Many of the errors you will encounter will be due to edge cases in your business logic. Ideally, your user does not get to see a screen with a big red error message. You want to show your own error page. However, catching all these errors can be a hassle. Many of the front-end frameworks do have a way to help you with this. Below you can see a React example, by creating an error boundary component that wraps your app.

import React from 'react';
import { tracker } from 'vitamins';
 
const myTracker = tracker({ ... });
 
class ErrorBoundary extends React.Component {
  constructor(props) {
    super(props);
    this.state = { hasError: false };
  }
 
  static getDerivedStateFromError(error) {
    return { hasError: true };
  }
 
  componentDidCatch(error, errorInfo) {
    myTracker.error(error);
  }
 
  render() {
    if (this.state.hasError && this.props.errorPage)
      return this.props.errorPage;
    else if (this.state.hasError) return <h1>Something went wrong.</h1>;
 
    return this.props.children;
  }
}
 
export default ErrorBoundary;

Example usage

Some examples on how the system tracker can be used to measure the reliability of of your application;

  • Capturing all errors with uniform tags (e.g.
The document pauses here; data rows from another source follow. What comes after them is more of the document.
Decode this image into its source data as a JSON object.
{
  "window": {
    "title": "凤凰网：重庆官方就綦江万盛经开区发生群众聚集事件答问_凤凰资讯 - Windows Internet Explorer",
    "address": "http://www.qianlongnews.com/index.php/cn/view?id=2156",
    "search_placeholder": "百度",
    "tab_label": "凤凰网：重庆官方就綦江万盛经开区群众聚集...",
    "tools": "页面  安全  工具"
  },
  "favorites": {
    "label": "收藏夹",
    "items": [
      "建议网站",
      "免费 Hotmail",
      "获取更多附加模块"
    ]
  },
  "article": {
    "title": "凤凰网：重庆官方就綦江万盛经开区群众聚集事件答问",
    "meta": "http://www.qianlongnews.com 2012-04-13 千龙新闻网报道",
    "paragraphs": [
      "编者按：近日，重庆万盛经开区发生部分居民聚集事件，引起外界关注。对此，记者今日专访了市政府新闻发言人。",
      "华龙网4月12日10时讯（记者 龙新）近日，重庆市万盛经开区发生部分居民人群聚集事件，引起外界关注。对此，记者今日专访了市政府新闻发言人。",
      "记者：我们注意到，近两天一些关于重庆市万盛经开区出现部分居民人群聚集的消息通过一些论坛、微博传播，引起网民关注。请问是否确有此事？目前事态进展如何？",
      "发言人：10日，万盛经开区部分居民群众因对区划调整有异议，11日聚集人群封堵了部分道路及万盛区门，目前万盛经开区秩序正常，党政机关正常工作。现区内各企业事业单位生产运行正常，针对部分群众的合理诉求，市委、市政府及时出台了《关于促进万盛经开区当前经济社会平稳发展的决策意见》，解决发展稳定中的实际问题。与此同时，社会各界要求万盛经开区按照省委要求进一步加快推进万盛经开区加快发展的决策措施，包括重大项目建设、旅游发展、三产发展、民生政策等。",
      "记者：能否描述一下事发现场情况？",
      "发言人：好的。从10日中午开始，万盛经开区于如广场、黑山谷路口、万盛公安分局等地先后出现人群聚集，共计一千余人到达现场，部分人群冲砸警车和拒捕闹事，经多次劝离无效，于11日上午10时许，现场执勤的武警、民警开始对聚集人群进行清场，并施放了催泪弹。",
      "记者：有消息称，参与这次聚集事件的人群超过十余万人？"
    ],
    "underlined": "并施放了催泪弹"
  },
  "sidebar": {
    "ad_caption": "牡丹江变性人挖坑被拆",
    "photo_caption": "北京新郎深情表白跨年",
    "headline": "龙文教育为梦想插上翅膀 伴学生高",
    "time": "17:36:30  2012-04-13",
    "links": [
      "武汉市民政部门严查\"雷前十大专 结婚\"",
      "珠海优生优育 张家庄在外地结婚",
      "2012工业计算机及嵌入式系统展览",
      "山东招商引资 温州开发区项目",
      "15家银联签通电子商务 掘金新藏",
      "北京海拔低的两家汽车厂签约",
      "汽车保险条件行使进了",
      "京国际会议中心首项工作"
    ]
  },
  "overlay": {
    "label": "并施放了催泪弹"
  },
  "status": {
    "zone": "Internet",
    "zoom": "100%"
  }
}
HTTP status code, was it a request, GraphQL query/mutation, etc). With the added metadata, you can analyse which errors occurs when, how often and how critical they are;
  • Page navigation to gather usage statistics;
  • Outgoing requests, including request name, and request size;
  • Incoming responses, including request name, response size, and response time (use performance.now());
  • When data is retrieved from cache instead of sending a request (to measure the effectiveness of your cache);
  • When critical core-features are used (e.g. session management is updated, your Pub/Sub is used, etc).

Reliability helpers

Performance is very important for your application, but more importantly, for your users. There exists many ways to improve the performance, but some helper functions can get you a long way. Vitamins comes with several of these functions.

debounce and throttle

Sometimes you will find yourself in a situation where a partical function is being executed many times, but it is impacting performance. Take for instance live searching. On each change of the input in the searchbar, the results are updated. However, these results do not live in the front-end, but an API call has to be made. Or what do you thing about updating multiple canvas elements while dragging a different element. Debounce and throttle are here to save you. You can find a visualisation here, and here.

  • debounce(func, delay): the original function (func) is called after the caller has stopped calling the debounced function within a certain period of time (delay);
  • throttle(func, delay): the original function (func) be called at most once per specified period (delay).

Memory size

The memorySizeOf() function calculates the estimated size in bytes of variables and objects for keeping them in memory. It can take any type of value as input and calculates memory for object, string, number, boolean.